Incidence Rates of Poliomyelitis in Japan
Post-Polio Syndrome in Japan
PHI thanks Kimiko Negayama of the Living Well with Polio Association (negayama@ruby.ocn.ne.jp).
Source: Epidemiology and Its Application (IV), p. 387.
Post-Polio Syndrome: General Aspects with a
Report of the First National Survey in Japan
Toshiko Nagashima, MD, Department of Neurology, Teine Keijinkai Hospital
Delayed functional disabilities including severe fatigue, generalized joint or muscle pain and numbness, muscular wasting and weakness, and respiratory problems have been known as "post-polio syndrome (PPS)" to associate with acute poliomyelitis even decades after recovery. After the outbreak of worldwide polio epidemic in the 1940s and 1950s, numbers of PPS patients appeared in the United States since the 1980s. PPS had been unfamiliar in our country until 1989 when the first national survey was performed, and certain numbers of cases were identified. Subsequent inquiries from physicians and patients have succeeded thereafter. For the better understanding and more attention to this syndrome, general aspects of PPS based upon the results of the national survey are reviewed.
The first national case survey on PPS during 1989-1992 was addressed to 162 medical institutes. Among 170 recovered answers, 62 corresponding patients were encountered as PPS. The incidence was estimated as 0.12/10 population with case rates (PPS/polio survivors) 0.005. Clinical and epidemiological results were summarized as follows:
- Age on visit ranged from 27 to 66 years (mean:49y) with male to female ratio of 2:1.

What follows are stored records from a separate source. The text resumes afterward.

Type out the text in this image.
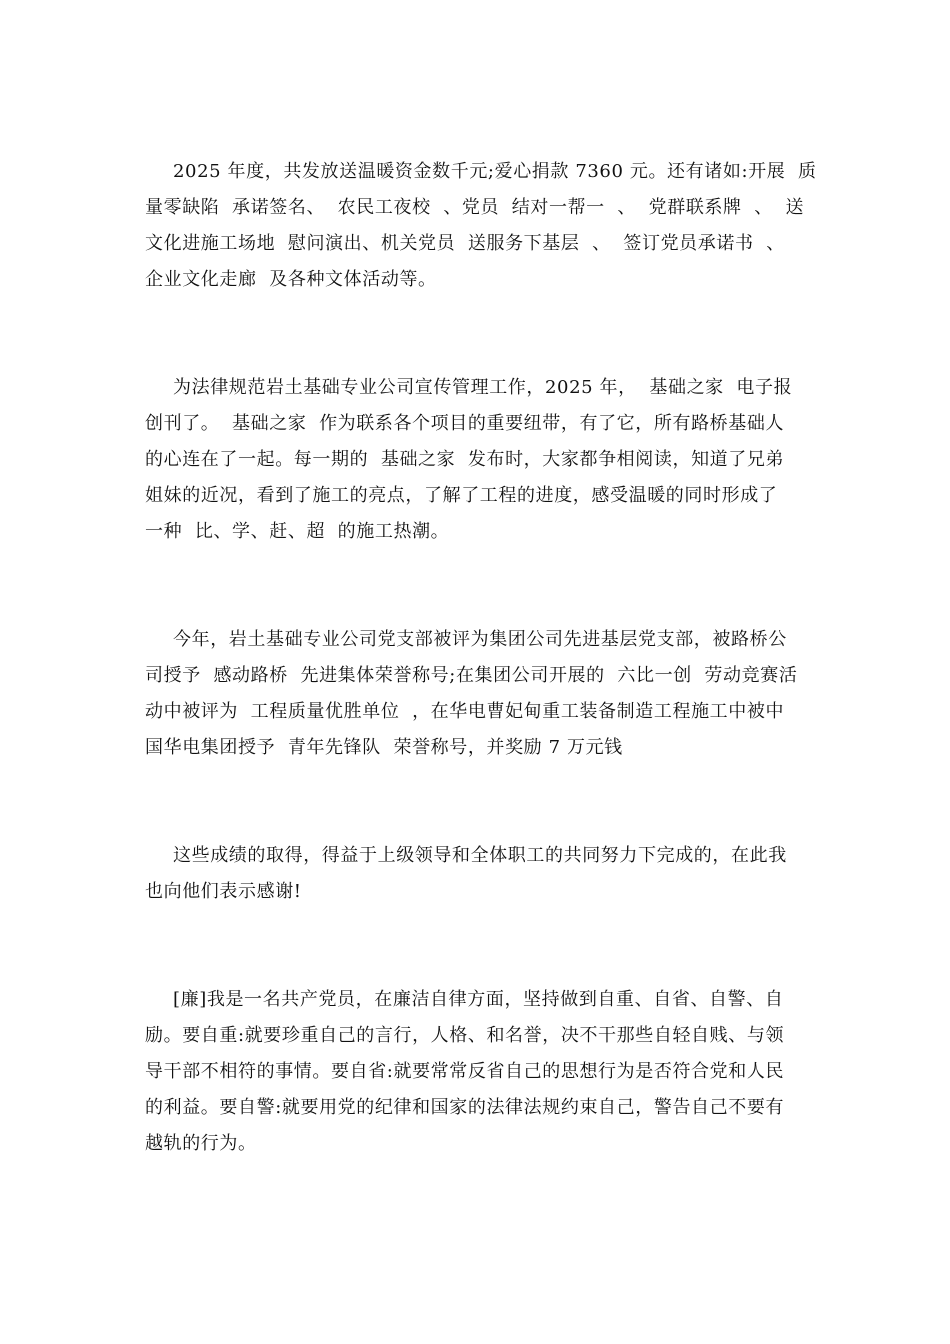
2025 年度，共发放送温暖资金数千元;爱心捐款 7360 元。还有诸如:开展  质
量零缺陷  承诺签名、  农民工夜校  、党员  结对一帮一  、  党群联系牌  、  送
文化进施工场地  慰问演出、机关党员  送服务下基层  、  签订党员承诺书  、
企业文化走廊  及各种文体活动等。
为法律规范岩土基础专业公司宣传管理工作，2025 年，  基础之家  电子报
创刊了。  基础之家  作为联系各个项目的重要纽带，有了它，所有路桥基础人
的心连在了一起。每一期的  基础之家  发布时，大家都争相阅读，知道了兄弟
姐妹的近况，看到了施工的亮点，了解了工程的进度，感受温暖的同时形成了
一种  比、学、赶、超  的施工热潮。
今年，岩土基础专业公司党支部被评为集团公司先进基层党支部，被路桥公
司授予  感动路桥  先进集体荣誉称号;在集团公司开展的  六比一创  劳动竞赛活
动中被评为  工程质量优胜单位  ，在华电曹妃甸重工装备制造工程施工中被中
国华电集团授予  青年先锋队  荣誉称号，并奖励 7 万元钱
这些成绩的取得，得益于上级领导和全体职工的共同努力下完成的，在此我
也向他们表示感谢!
[廉]我是一名共产党员，在廉洁自律方面，坚持做到自重、自省、自警、自
励。要自重:就要珍重自己的言行，人格、和名誉，决不干那些自轻自贱、与领
导干部不相符的事情。要自省:就要常常反省自己的思想行为是否符合党和人民
的利益。要自警:就要用党的纪律和国家的法律法规约束自己，警告自己不要有
越轨的行为。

- Polio infection was under 5 years (mean:3y), mostly during 1940s and 1950s with mild to moderate residual motor paresis and skeletal deformities.
- All were independent of ADL and engaged in certain occupations; having recent histories of trauma, surgical operation, physical and/or psychologic stress and weight gain in some.
- Signs of PPS manifested in the 40s (mean:45y), 40 years after polio, in the polio-affected or unaffected site(s) with the left leg predominancy.
- Pyramidal and bulbar signs were negative with localized fasciculation, paresthesia, myalgia, and occasional hypoventilation.
- Course after the onset are slowly progressive of stationally, with or without additional involvement of another site, getting partial recovery by rest and rehabilitation.
Our survey confirmed a certain number of PPS patients living in Japan. The results are essentially similar to those reported in US, except for the lower incidence of PPS in Japan. More careful examinations and active therapeutic approach for the patients, both physical and social, are proposed.
NOTE from Mariko Koyama, Chief, Japanese Polio Association and Yoshio Kuwashima, MD, Pathologist and Polio Survivor:
In an annual report of a disability published by the Ministry of Health and Welfare of Japan, registered number of the polio survivors was 43,000 in 1991 and 47,000 in 1996. However, the number was extracted from the officially registered disabilities only, thus, the number was not an overall one. Interestingly, while polio survivors are apparently decreasing in number, the statistics show gradual increase. We speculated that polio survivors are now gradually becoming disabled, probably due, at least in part, to PPS.